5. Implementation Checklist (Including Security)

• Principle of least privilege: Limit Roots/tool permissions to the minimum necessary.
• Authentication: Require authentication (e.g., OAuth) for remote servers.
• Approval flow: Add Human-in-the-loop for writes and external calls.
• Logging: Keep audit logs of tools/call and results.
• Incident response: Prepare procedures for server shutdown/permission revocation.

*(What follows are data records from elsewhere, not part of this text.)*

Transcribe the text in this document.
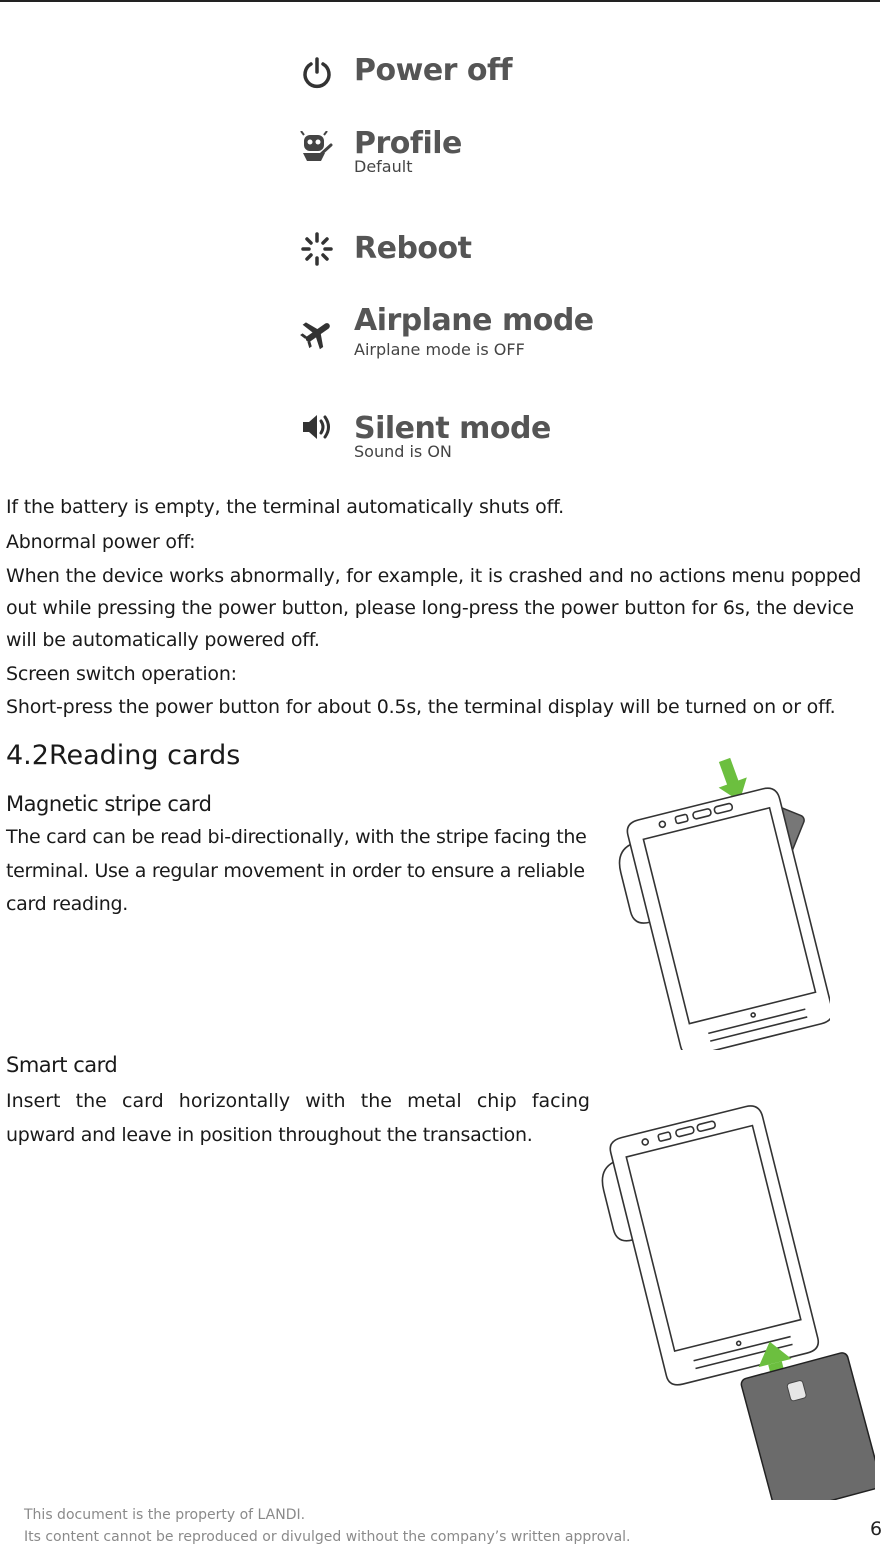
Power off
Profile
Default
Reboot
Airplane mode
Airplane mode is OFF
Silent mode
Sound is ON
If the battery is empty, the terminal automatically shuts off.
Abnormal power off:
When the device works abnormally, for example, it is crashed and no actions menu popped
out while pressing the power button, please long-press the power button for 6s, the device
will be automatically powered off.
Screen switch operation:
Short-press the power button for about 0.5s, the terminal display will be turned on or off.
4.2Reading cards
Magnetic stripe card
The card can be read bi-directionally, with the stripe facing the
terminal. Use a regular movement in order to ensure a reliable
card reading.
Smart card
Insert the card horizontally with the metal chip facing
upward and leave in position throughout the transaction.
This document is the property of LANDI.
Its content cannot be reproduced or divulged without the company’s written approval.	6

6. Official Resources and Related Guides

• Official specs & SDK: GitHub modelcontextprotocol (specs and Python/TS/Java/C# implementations)
• Claude Code integration: MCP Code Execution Agent Design Patterns
• Beginner guides:
• Claude Code Auto-Permission Guide (Operational Design)
• Claude Code Installation & Environment Setup

7. Frequently Asked Questions (FAQ)

• Q. How is this different from Function Calling? A. Function Calling requires model-specific function registration with individual implementations per tool/model. MCP standardizes the tool side as a "server", providing model-agnostic connections.
• Q. What should I try first? A. Prepare one read-only tool (e.g., describe_table) and verify that tools/list → tools/call works.
• Q. What security considerations are important? A. Avoid unauthenticated public access, add user approval for write operations, keep audit logs—these 3 points are the minimum baseline.